Paper Citing NAMD - Abstract
Pfeifer, Peter; Burress, Jacob W.; Wood, Mikael B.; Lapilli, Cintia M.; Barker, Sarah A.; Pobst, Jeffrey S.; Cepell, Raina J.; Wexler, Carlos; Shah, Parag S.; Gordon, Michael J.; Sup-Pes, Galen J.; Buckley, S. Philip; Radke, Darren J.; Ilavsky, Jan; Dillon, Anne C.; Parilla, Philip A.; Benham, Mi-Chael; Roth, Michael W.

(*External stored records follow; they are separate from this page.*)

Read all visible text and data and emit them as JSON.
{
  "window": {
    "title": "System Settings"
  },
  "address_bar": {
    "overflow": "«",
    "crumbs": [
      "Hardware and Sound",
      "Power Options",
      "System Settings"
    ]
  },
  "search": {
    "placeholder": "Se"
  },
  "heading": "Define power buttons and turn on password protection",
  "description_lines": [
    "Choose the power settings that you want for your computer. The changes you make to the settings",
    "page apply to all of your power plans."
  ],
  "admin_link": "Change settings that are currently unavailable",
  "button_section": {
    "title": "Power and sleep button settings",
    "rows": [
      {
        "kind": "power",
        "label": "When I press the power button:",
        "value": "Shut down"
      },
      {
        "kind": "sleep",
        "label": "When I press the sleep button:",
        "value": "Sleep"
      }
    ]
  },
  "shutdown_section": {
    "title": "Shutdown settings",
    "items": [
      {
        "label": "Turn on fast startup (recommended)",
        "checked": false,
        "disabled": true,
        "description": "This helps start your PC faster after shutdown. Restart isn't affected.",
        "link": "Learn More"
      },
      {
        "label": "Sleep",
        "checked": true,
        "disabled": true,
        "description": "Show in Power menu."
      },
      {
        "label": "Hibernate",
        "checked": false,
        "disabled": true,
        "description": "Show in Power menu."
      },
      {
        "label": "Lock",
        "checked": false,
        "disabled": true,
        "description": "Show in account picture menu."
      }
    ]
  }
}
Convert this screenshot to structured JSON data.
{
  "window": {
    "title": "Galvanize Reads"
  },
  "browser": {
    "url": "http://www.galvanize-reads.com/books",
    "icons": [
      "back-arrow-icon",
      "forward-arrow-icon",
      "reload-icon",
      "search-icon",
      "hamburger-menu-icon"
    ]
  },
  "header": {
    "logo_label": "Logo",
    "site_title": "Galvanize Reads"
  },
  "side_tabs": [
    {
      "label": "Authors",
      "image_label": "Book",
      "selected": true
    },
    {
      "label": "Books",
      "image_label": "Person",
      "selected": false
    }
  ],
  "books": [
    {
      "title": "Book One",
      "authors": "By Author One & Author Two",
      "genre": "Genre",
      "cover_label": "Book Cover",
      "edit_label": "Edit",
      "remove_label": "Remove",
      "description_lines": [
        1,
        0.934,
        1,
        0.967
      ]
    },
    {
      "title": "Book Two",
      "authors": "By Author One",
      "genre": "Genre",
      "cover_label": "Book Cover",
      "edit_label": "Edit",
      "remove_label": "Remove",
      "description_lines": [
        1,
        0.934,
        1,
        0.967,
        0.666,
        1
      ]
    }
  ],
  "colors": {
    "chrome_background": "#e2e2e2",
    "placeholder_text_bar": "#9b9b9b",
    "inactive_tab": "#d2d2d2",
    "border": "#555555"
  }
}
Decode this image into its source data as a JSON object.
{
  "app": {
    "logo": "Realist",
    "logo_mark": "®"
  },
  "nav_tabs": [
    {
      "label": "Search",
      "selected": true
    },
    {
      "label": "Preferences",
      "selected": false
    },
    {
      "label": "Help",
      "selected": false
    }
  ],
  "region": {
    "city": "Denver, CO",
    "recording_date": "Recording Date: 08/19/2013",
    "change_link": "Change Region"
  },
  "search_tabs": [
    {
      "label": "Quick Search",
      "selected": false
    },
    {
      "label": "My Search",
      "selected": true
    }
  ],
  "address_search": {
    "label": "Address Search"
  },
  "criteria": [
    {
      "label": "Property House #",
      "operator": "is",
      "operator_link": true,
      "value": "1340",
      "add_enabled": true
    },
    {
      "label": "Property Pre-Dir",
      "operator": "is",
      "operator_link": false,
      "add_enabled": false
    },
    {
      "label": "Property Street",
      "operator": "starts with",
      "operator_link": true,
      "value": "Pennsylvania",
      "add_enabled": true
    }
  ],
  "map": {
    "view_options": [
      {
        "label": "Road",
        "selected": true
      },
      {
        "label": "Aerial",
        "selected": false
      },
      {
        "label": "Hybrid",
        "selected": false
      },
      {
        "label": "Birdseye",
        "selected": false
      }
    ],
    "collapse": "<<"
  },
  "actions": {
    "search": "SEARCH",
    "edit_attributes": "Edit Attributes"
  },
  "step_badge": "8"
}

High-surface-area biocarbon for reversible on-board storage of natural gas and hydrogen
LIFE-CYCLE ANALYSIS FOR NEW ENERGY CONVERSION AND STORAGE SYSTEMS, 1041:63-74, 2008
An overview is given of the development of advanced nanoporous carbons as storage materials for natural-gas (methane) and molecular hydrogen in on-board fuel tanks for next-generation clean automobiles.' The carbons are produced in a multi-step process from corncob, have surface areas of up to 3500 m(2)/g, porosities of up to 0.8, and reversibly store, by physisorption, record amounts of methane and hydrogen. Current best gravimetric and volumetric storage capacities are: 250 g CH4/kg carbon and 130 g CH4/liter carbon (199 V/V) at 35 bar and 293 K; and 80 g H-2/kg carbon and 47 g H-2/liter carbon at 47 bar and 77 K. This is the first time the DOE methane storage target of 180 V/V at 35 bar and ambient temperature has been reached and exceeded. The hydrogen values compare favorably with the 2010 DOE targets for hydrogen, excluding cryogenic components. A prototype adsorbed natural gas (ANG) tank, loaded with carbon monoliths produced accordingly and currently undergoing a road test in Kansas City, is described. A preliminary analysis of the surface and pore structure is given that may shed light on the mechanisms leading to the extraordinary storage capacities of these materials. analysis includes pore-size distributions from nitrogen adsorption isotherms; spatial organization of pores across the entire solid from small-angle x-ray scattering (SAXS); pore entrances from scanning electron microscopy (SEM) and transmission electron microscopy (TEM); H-2 binding energies from temperature-programmed desorption (TPD); and analysis of surface defects from Raman spectra. For future materials, expected to have higher H-2 binding energies via appropriate surface functionalization, preliminary projections of H-2 storage capacities based on molecular dynamics simulations of adsorption of H-2 on graphite, are reported.